Suddenly everything has become colorless, translucent, guilelessly see-through. There are clear soft drinks, clear deodorants, clear mouthwashes, clear detergents.
Is there any variety of product that has failed to heed the all-clear signal? Clear is the meaningless, if not misleading, symbol for product innocence. Could any nasty chemical, any sneaky preservative, lurk in ambush in these lucid depths? The answer, of course, is yes.
The power or crystal clarity depends on cloudy thinking - on sheer suggestibility. How can anybody brought up in the world of split atoms and radio waves possibly believe that what the eye cannot see cannot exist? And what a stunning lack of sophistication, verging on superstition, to presume that matter is automatically "good" if only its properties are invisible! Did puritanism ever take a more ridiculous twist?
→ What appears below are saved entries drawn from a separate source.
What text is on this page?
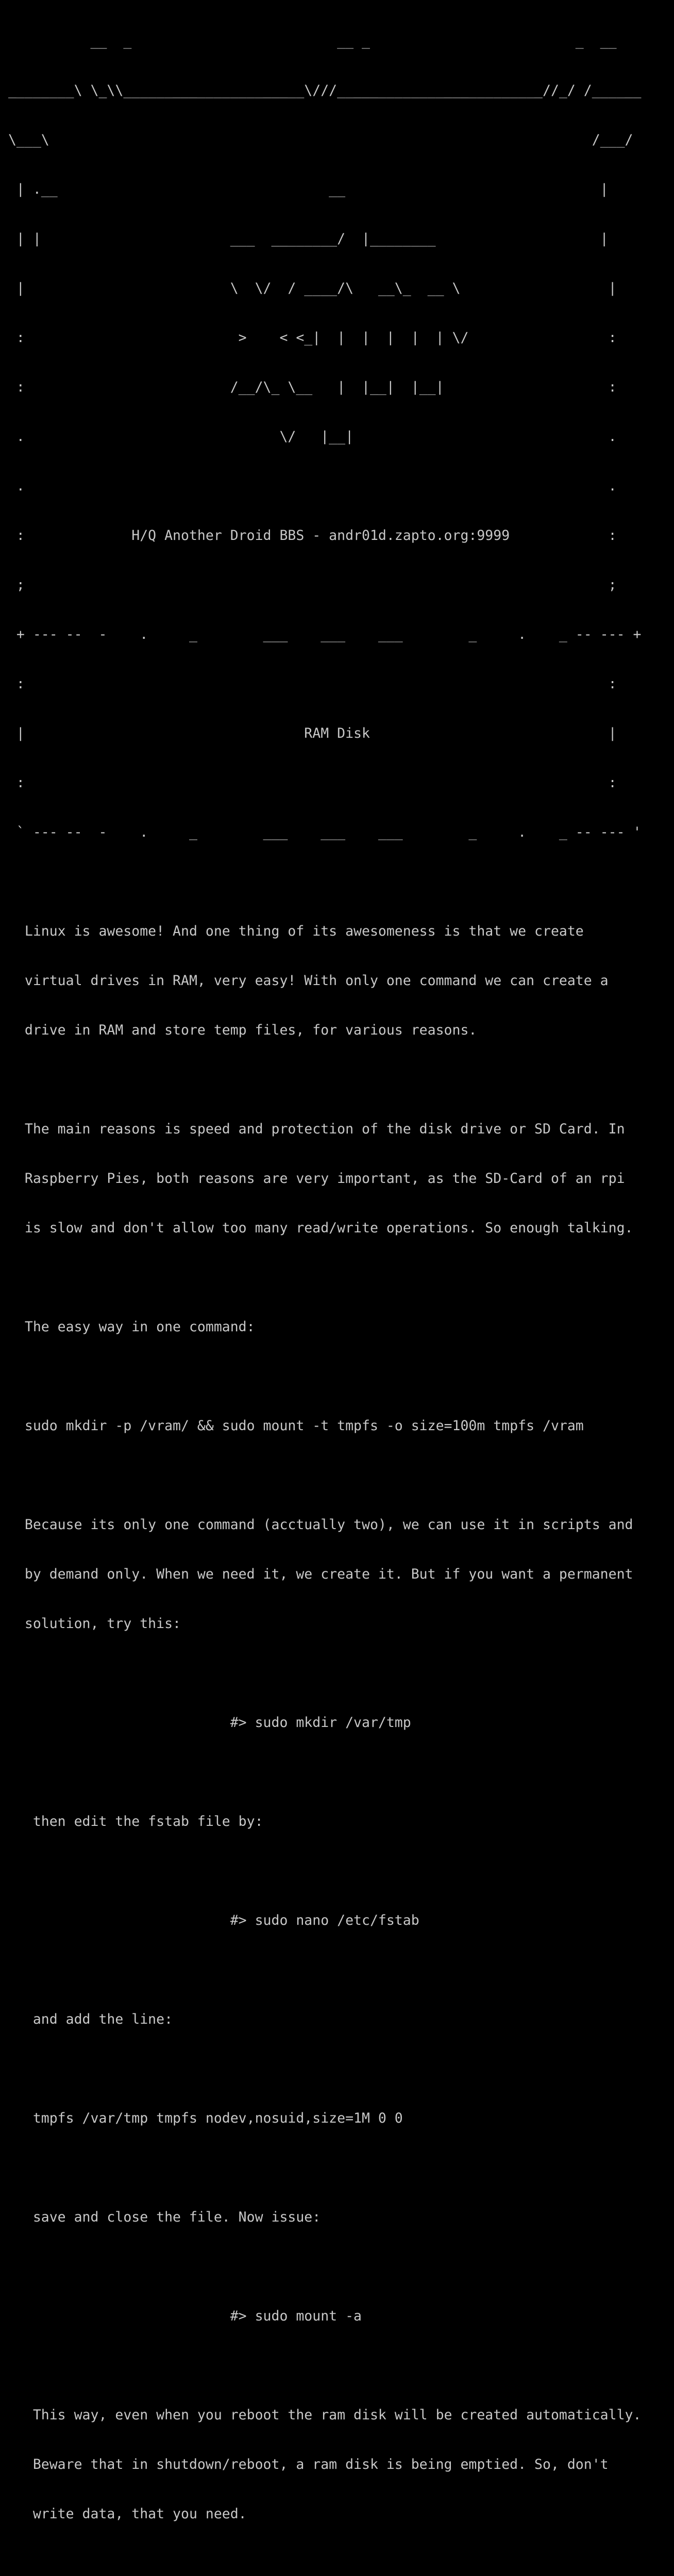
__  _                         __ _                         _  __

________\ \_\\______________________\///_________________________//_/ /______

\___\                                                                  /___/

| .__                                 __                               |

| |                       ___  ________/  |________                    |

|                         \  \/  / ____/\   __\_  __ \                  |

:                          >    < <_|  |  |  |  |  | \/                 :

:                         /__/\_ \__   |  |__|  |__|                    :

.                               \/   |__|                               .

.                                                                       .

:             H/Q Another Droid BBS - andr01d.zapto.org:9999            :

;                                                                       ;

+ --- --  -    .     _        ___    ___    ___        _     .    _ -- --- +

:                                                                       :

|                                  RAM Disk                             |

:                                                                       :

` --- --  -    .     _        ___    ___    ___        _     .    _ -- --- '

Linux is awesome! And one thing of its awesomeness is that we create

virtual drives in RAM, very easy! With only one command we can create a

drive in RAM and store temp files, for various reasons.

The main reasons is speed and protection of the disk drive or SD Card. In

Raspberry Pies, both reasons are very important, as the SD-Card of an rpi

is slow and don't allow too many read/write operations. So enough talking.

The easy way in one command:

sudo mkdir -p /vram/ && sudo mount -t tmpfs -o size=100m tmpfs /vram

Because its only one command (acctually two), we can use it in scripts and

by demand only. When we need it, we create it. But if you want a permanent

solution, try this:

#> sudo mkdir /var/tmp

then edit the fstab file by:

#> sudo nano /etc/fstab

and add the line:

tmpfs /var/tmp tmpfs nodev,nosuid,size=1M 0 0

save and close the file. Now issue:

#> sudo mount -a

This way, even when you reboot the ram disk will be created automatically.

Beware that in shutdown/reboot, a ram disk is being emptied. So, don't

write data, that you need.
If advertisers can sell consumers on this crude flimflam - "Now you see it, now you don't ... so buy it!" - the marketplace is in danger of reverting to the gullible paradise dreamed of by snake-oil salesmen, peddling crystal-clear snake oil, no doubt.
It is no trick to foresee the end of the cult of the clear. But what will take its place in the ongoing working of the pure and the natural? The "lite" has given way to the clear - please not "cleer," though already there is a clear cleaner called CLR.
Still, nothing essentially changes if each succeeding panacea seems as naive as the one before it while pretending to scientific argument.
In seeing through clear products, may consumers once and for all see through the illusion of the pure and natural, and in the process - who knows? - help make advertising itself perfectly clear.